Sunday, August 10, 2014: Romans 10:5-15
Our age is tremendously excited about the visual. Yet here is Paul, firm in the conviction that "faith comes from hearing, and hearing through the word of Christ."
When I went to college, it was still possible to major in rhetoric. I was not surprised to read Aristotle, Plato, and Cicero, but I was unprepared for the work of Russian psychologist Lev Semyonovich Vygotsky. Like most ministers, I have too many books. But our central room has just one bookcase, and Vygotsky has a place of honor there. That’s because he taught me about the relationship between speech and thought. People think in language, not pictures. The words people have are important, because words are the foundations of thought.

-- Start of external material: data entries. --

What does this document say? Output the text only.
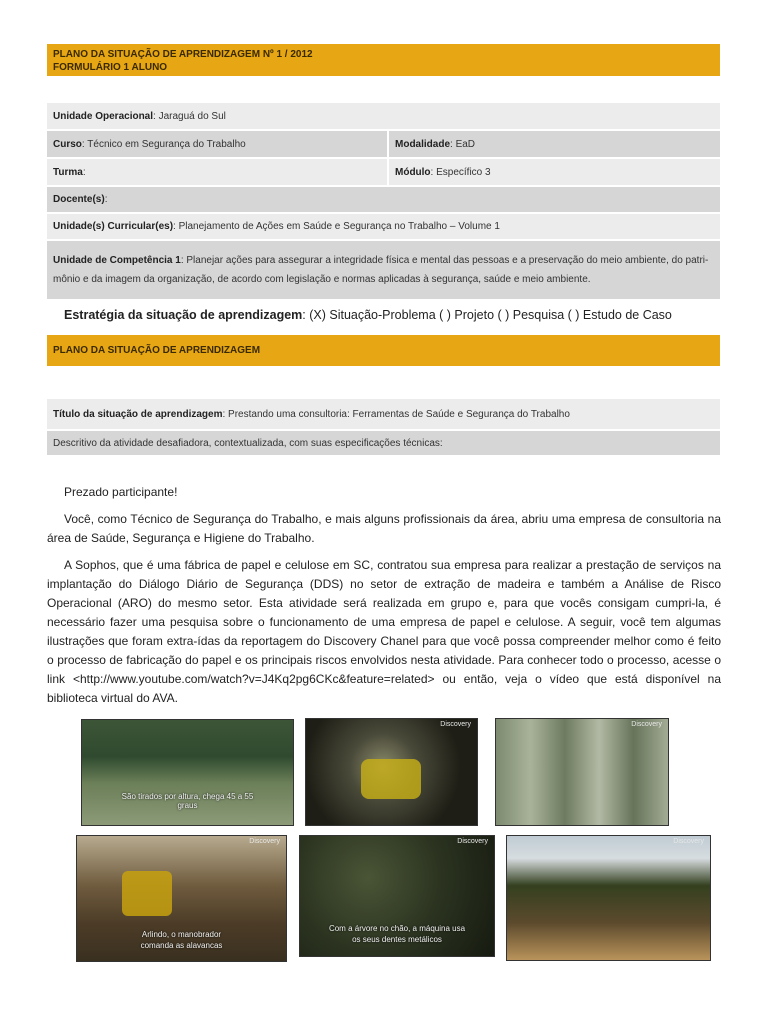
PLANO DA SITUAÇÃO DE APRENDIZAGEM Nº 1 / 2012
FORMULÁRIO 1 ALUNO
Unidade Operacional : Jaraguá do Sul
Curso : Técnico em Segurança do Trabalho	Modalidade : EaD
Turma :	Módulo : Específico 3
Docente(s) :
Unidade(s) Curricular(es) : Planejamento de Ações em Saúde e Segurança no Trabalho – Volume 1
Unidade de Competência 1: Planejar ações para assegurar a integridade física e mental das pessoas e a preservação do meio ambiente, do patri-mônio e da imagem da organização, de acordo com legislação e normas aplicadas à segurança, saúde e meio ambiente.
Estratégia da situação de aprendizagem: (X) Situação-Problema ( ) Projeto ( ) Pesquisa ( ) Estudo de Caso
PLANO DA SITUAÇÃO DE APRENDIZAGEM
Título da situação de aprendizagem : Prestando uma consultoria: Ferramentas de Saúde e Segurança do Trabalho
Descritivo da atividade desafiadora, contextualizada, com suas especificações técnicas:

Prezado participante!

Você, como Técnico de Segurança do Trabalho, e mais alguns profissionais da área, abriu uma empresa de consultoria na área de Saúde, Segurança e Higiene do Trabalho.

A Sophos, que é uma fábrica de papel e celulose em SC, contratou sua empresa para realizar a prestação de serviços na implantação do Diálogo Diário de Segurança (DDS) no setor de extração de madeira e também a Análise de Risco Operacional (ARO) do mesmo setor. Esta atividade será realizada em grupo e, para que vocês consigam cumpri-la, é necessário fazer uma pesquisa sobre o funcionamento de uma empresa de papel e celulose. A seguir, você tem algumas ilustrações que foram extra-ídas da reportagem do Discovery Chanel para que você possa compreender melhor como é feito o processo de fabricação do papel e os principais riscos envolvidos nesta atividade. Para conhecer todo o processo, acesse o link <http://www.youtube.com/watch?v=J4Kq2pg6CKc&feature=related> ou então, veja o vídeo que está disponível na biblioteca virtual do AVA.

São tirados por altura, chega 45 a 55 graus
Discovery	Discovery
Discovery
Arlindo, o manobrador
comanda as alavancas
Discovery
Com a árvore no chão, a máquina usa
os seus dentes metálicos
Discovery
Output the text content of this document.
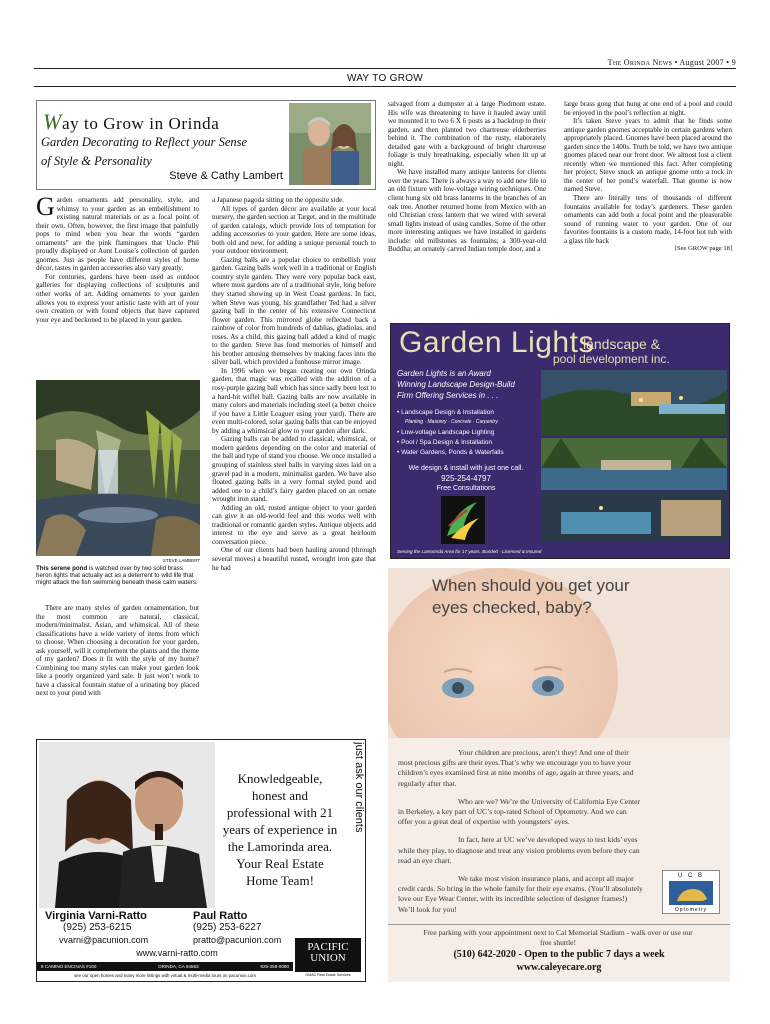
The Orinda News • August 2007 • 9
WAY TO GROW
Way to Grow in Orinda
Garden Decorating to Reflect your Sense of Style & Personality
Steve & Cathy Lambert

Garden ornaments add personality, style, and whimsy to your garden as an embellishment to existing natural materials or as a focal point of their own. Often, however, the first image that painfully pops to mind when you hear the words “garden ornaments” are the pink flamingoes that Uncle Phil proudly displayed or Aunt Louise’s collection of garden gnomes. Just as people have different styles of home décor, tastes in garden accessories also vary greatly.

For centuries, gardens have been used as outdoor galleries for displaying collections of sculptures and other works of art. Adding ornaments to your garden allows you to express your artistic taste with art of your own creation or with found objects that have captured your eye and beckoned to be placed in your garden.

STEVE LAMBERT
This serene pond is watched over by two solid brass heron lights that actually act as a deterrent to wild life that might attack the fish swimming beneath these calm waters.

There are many styles of garden ornamentation, but the most common are natural, classical, modern/minimalist, Asian, and whimsical. All of these classifications have a wide variety of items from which to choose. When choosing a decoration for your garden, ask yourself, will it complement the plants and the theme of my garden? Does it fit with the style of my home? Combining too many styles can make your garden look like a poorly organized yard sale. It just won’t work to have a classical fountain statue of a urinating boy placed next to your pond with

a Japanese pagoda sitting on the opposite side.

All types of garden décor are available at your local nursery, the garden section at Target, and in the multitude of garden catalogs, which provide lots of temptation for adding accessories to your garden. Here are some ideas, both old and new, for adding a unique personal touch to your outdoor environment.

Gazing balls are a popular choice to embellish your garden. Gazing balls work well in a traditional or English country style garden. They were very popular back east, where most gardens are of a traditional style, long before they started showing up in West Coast gardens. In fact, when Steve was young, his grandfather Ted had a silver gazing ball in the center of his extensive Connecticut flower garden. This mirrored globe reflected back a rainbow of color from hundreds of dahlias, gladiolas, and roses. As a child, this gazing ball added a kind of magic to the garden. Steve has fond memories of himself and his brother amusing themselves by making faces into the silver ball, which provided a funhouse mirror image.

In 1996 when we began creating our own Orinda garden, that magic was recalled with the addition of a rosy-purple gazing ball which has since sadly been lost to a hard-hit wiffel ball. Gazing balls are now available in many colors and materials including steel (a better choice if you have a Little Leaguer using your yard). There are even multi-colored, solar gazing balls that can be enjoyed by adding a whimsical glow to your garden after dark.

Gazing balls can be added to classical, whimsical, or modern gardens depending on the color and material of the ball and type of stand you choose. We once installed a grouping of stainless steel balls in varying sizes laid on a gravel pad in a modern, minimalist garden. We have also floated gazing balls in a very formal styled pond and added one to a child’s fairy garden placed on an ornate wrought iron stand.

Adding an old, rusted antique object to your garden can give it an old-world feel and this works well with traditional or romantic garden styles. Antique objects add interest to the eye and serve as a great heirloom conversation piece.

One of our clients had been hauling around (through several moves) a beautiful rusted, wrought iron gate that he had

salvaged from a dumpster at a large Piedmont estate. His wife was threatening to have it hauled away until we mounted it to two 6 X 6 posts as a backdrop to their garden, and then planted two chartreuse elderberries behind it. The combination of the rusty, elaborately detailed gate with a background of bright chartreuse foliage is truly breathtaking, especially when lit up at night.

We have installed many antique lanterns for clients over the years. There is always a way to add new life to an old fixture with low-voltage wiring techniques. One client hung six old brass lanterns in the branches of an oak tree. Another returned home from Mexico with an old Christian cross lantern that we wired with several small lights instead of using candles. Some of the other more interesting antiques we have installed in gardens include: old millstones as fountains; a 300-year-old Buddha; an ornately carved Indian temple door, and a

large brass gong that hung at one end of a pool and could be enjoyed in the pool’s reflection at night.

It’s taken Steve years to admit that he finds some antique garden gnomes acceptable in certain gardens when appropriately placed. Gnomes have been placed around the garden since the 1400s. Truth be told, we have two antique gnomes placed near our front door. We almost lost a client recently when we mentioned this fact. After completing her project, Steve snuck an antique gnome onto a rock in the center of her pond’s waterfall. That gnome is now named Steve.

There are literally tens of thousands of different fountains available for today’s gardeners. These garden ornaments can add both a focal point and the pleasurable sound of running water to your garden. One of our favorites fountains is a custom made, 14-foot hot tub with a glass tile back

[See GROW page 18]

Garden Lights
landscape &
pool development inc.
Garden Lights is an Award Winning Landscape Design-Build Firm Offering Services in . . .
• Landscape Design & Installation
Planting · Masonry · Concrete · Carpentry
• Low-voltage Landscape Lighting
• Pool / Spa Design & Installation
• Water Gardens, Ponds & Waterfalls
We design & install with just one call.
925-254-4797
Free Consultations
Serving the Lamorinda Area for 17 years. Bonded - Licensed & Insured
Knowledgeable, honest and professional with 21 years of experience in the Lamorinda area. Your Real Estate Home Team!
just ask our clients
Virginia Varni-Ratto
(925) 253-6215
vvarni@pacunion.com
Paul Ratto
(925) 253-6227
pratto@pacunion.com
www.varni-ratto.com	PACIFIC
UNION
8 CAMINO ENCINAS #100	ORINDA, CA 94563	925-258-0090
GMAC Real Estate Services
see our open homes and many more listings with virtual & multi-media tours on pacunion.com
When should you get your
eyes checked, baby?

Your children are precious, aren’t they! And one of their most precious gifts are their eyes.That’s why we encourage you to have your children’s eyes examined first at nine months of age, again at three years, and regularly after that.

Who are we? We’re the University of California Eye Center in Berkeley, a key part of UC’s top-rated School of Optometry. And we can offer you a great deal of expertise with youngsters’ eyes.

In fact, here at UC we’ve developed ways to test kids’ eyes while they play, to diagnose and treat any vision problems even before they can read an eye chart.

We take most vision insurance plans, and accept all major credit cards. So bring in the whole family for their eye exams. (You’ll absolutely love our Eye Wear Center, with its incredible selection of designer frames!) We’ll look for you!

U C B
Optometry
Free parking with your appointment next to Cal Memorial Stadium - walk over or use our free shuttle!
(510) 642-2020 - Open to the public 7 days a week
www.caleyecare.org
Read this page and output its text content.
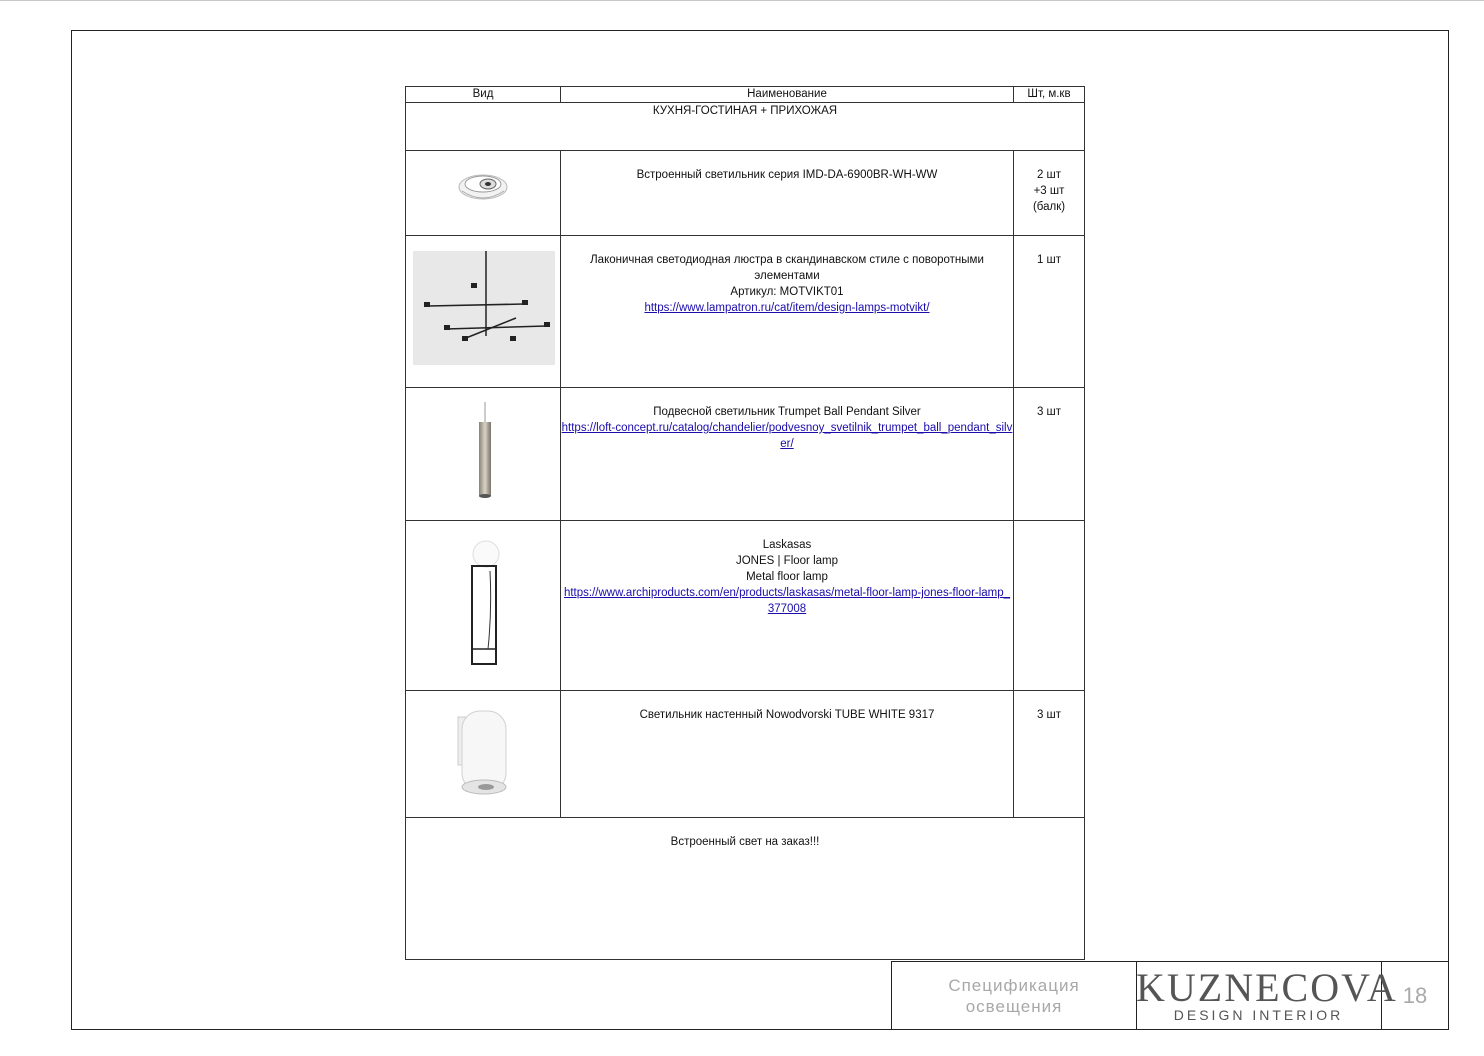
Вид	Наименование	Шт, м.кв
КУХНЯ-ГОСТИНАЯ + ПРИХОЖАЯ		

Встроенный светильник серия IMD-DA-6900BR-WH-WW	2 шт
+3 шт
(балк)

Лаконичная светодиодная люстра в скандинавском стиле с поворотными элементами
Артикул: MOTVIKT01
https://www.lampatron.ru/cat/item/design-lamps-motvikt/	1 шт

Подвесной светильник Trumpet Ball Pendant Silver
https://loft-concept.ru/catalog/chandelier/podvesnoy_svetilnik_trumpet_ball_pendant_silver/	3 шт

Laskasas
JONES | Floor lamp
Metal floor lamp
https://www.archiproducts.com/en/products/laskasas/metal-floor-lamp-jones-floor-lamp_377008	

Светильник настенный Nowodvorski TUBE WHITE 9317	3 шт

Встроенный свет на заказ!!!		
Спецификация
освещения KUZNECOVA
DESIGN INTERIOR
18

As a young person studying to enter the Presbyterian ministry, this made sense to me. God’s word to us is important precisely because it is the word of the Lord. It made an intuitive kind of sense given that my pastor at the time was always going on about the necessity of personal Bible study. If the Bible was necessary, clear, and sufficient for salvation, then Bible study was an activity of great importance—because it was the words and thought patterns of scripture that taught Christians how to think Christianly.
Then a college chaplain gave me the task of preaching on Romans 10:5–15. Either he was very perceptive or he had a wicked sense of humor—perhaps both. It was suddenly my task to proclaim the word of faith.